Its holdings are relatively spread out, with energy (29.8%), communications (28%), transportation (24.2%), and utilities (8.3%) making up its core holdings. The diversification in countries and sectors helps ensure an ongoing income stream for the ETF, as more stable industries such as communications and utilities help balance out some of the more cyclical investments in transportation and energy. 

The ETF's 2.2% dividend yield is sustainable, and investors can look forward to many years of income ahead.

Build a robust passive-income machine with Brookfield Infrastructure

Scott Levine (Brookfield Infrastructure): When the iron gets hot like this, it's time for investors to strike. That's the case with Brookfield Infrastructure right now and its enticing forward dividend yield of 4.2%. Between landmark legislation and an attractive price tag, several conditions have emerged that make Brookfield Infrastructure particularly compelling right now.

It might not appear in the headlines as much as it did in late 2021, but the bipartisan infrastructure deal is an important piece of legislation -- one of the greatest investments in America -- that can benefit Brookfield Infrastructure in the years to come. While the company has a global presence, the United States figures prominently, accounting for 44% of the company's funds from operations in 2022. The legislation aligns with many of the assets that the company operates in the U.S.

From the $66 billion in funding for rail improvements that the legislation provides to the $65 billion investment in clean energy transmission, there is a tremendous opportunity for Brookfield to benefit.

Income investors will find it particularly appealing considering its dedication to rewarding shareholders.

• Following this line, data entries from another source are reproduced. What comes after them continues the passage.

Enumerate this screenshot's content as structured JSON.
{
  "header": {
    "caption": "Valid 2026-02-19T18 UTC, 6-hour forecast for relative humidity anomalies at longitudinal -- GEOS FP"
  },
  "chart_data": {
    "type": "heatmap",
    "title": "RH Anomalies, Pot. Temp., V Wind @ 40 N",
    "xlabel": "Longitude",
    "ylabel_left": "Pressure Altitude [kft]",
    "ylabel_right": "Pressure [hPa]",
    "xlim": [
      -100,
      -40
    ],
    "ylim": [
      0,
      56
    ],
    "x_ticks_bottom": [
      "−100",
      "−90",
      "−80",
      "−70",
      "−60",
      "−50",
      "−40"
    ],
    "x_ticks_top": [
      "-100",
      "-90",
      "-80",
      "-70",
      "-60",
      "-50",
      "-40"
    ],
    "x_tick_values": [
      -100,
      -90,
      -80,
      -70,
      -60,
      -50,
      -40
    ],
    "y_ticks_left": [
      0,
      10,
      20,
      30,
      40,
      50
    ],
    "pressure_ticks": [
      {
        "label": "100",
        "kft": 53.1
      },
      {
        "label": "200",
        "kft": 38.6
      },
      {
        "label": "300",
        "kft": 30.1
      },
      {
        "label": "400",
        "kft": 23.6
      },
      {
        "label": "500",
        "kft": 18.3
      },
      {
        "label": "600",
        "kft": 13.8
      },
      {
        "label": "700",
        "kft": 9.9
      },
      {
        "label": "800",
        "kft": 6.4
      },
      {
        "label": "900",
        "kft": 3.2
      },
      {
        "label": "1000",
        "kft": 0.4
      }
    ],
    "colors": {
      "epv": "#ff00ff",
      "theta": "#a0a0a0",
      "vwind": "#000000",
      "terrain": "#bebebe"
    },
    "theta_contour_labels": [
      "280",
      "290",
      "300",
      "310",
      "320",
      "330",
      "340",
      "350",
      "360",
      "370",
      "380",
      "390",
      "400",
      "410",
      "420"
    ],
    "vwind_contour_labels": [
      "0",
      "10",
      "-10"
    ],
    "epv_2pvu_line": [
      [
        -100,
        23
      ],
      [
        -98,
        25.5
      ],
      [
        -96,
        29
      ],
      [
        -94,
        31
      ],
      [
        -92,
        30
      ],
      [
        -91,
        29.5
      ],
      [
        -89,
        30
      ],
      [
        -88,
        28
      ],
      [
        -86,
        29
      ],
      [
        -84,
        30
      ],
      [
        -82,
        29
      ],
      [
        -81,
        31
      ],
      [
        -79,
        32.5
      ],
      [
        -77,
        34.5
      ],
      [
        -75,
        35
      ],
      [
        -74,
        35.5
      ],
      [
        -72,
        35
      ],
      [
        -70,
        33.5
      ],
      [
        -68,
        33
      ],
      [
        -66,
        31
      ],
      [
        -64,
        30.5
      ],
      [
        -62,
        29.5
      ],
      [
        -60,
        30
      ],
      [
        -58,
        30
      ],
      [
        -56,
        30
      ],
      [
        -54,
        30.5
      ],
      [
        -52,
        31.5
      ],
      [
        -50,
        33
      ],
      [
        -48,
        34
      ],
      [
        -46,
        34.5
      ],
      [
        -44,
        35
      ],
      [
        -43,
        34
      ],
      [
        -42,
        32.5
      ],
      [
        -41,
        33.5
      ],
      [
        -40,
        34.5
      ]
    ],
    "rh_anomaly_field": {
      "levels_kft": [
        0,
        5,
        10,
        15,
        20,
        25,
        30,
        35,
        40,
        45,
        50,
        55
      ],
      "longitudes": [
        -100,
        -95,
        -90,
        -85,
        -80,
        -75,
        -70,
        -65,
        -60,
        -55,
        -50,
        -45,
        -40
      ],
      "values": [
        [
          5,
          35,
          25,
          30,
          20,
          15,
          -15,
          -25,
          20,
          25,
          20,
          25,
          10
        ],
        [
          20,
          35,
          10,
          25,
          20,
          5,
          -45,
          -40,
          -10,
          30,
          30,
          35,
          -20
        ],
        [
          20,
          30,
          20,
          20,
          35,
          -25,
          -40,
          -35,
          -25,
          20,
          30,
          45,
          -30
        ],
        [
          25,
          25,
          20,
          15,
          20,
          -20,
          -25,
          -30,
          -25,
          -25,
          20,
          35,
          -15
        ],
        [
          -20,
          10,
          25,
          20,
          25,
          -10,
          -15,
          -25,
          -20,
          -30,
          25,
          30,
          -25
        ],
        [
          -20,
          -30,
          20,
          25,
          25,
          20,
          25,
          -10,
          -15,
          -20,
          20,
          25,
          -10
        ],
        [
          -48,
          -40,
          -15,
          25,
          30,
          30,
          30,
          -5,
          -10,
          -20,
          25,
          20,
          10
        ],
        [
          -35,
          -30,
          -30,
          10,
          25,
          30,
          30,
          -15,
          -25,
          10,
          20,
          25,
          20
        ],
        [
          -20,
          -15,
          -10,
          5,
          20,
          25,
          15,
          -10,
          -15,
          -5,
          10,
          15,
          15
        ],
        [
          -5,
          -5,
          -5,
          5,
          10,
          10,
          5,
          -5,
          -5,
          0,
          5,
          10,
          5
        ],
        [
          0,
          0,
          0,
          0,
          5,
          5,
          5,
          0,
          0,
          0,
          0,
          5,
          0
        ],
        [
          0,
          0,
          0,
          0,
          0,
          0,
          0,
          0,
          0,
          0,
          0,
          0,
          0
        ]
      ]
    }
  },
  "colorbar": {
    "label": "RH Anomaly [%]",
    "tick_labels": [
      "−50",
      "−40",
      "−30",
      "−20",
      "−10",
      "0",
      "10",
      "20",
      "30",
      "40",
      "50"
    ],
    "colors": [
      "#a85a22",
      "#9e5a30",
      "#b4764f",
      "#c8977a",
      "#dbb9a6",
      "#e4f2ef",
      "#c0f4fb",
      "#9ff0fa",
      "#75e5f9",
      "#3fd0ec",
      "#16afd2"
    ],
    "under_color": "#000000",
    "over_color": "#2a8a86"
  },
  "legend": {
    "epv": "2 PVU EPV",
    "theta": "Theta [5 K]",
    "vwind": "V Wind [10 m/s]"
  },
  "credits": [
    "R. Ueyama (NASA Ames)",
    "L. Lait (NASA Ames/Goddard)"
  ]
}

From 2012 to 2022, Brookfield's distribution had a compound annual growth rate (CAGR) of 9%, consistent with its funds from operations, which had an 11% CAGR during the same period. And it's not as if the company expects to stop hiking the distribution anytime soon; management targets raising the distribution at 5% to 9% annually.

Further bolstering the buy case for Brookfield is the stock's attractive valuation. Units currently trade at 5.8 times operating cash flow, a discount to their five-year average cash flow multiple of 6.4.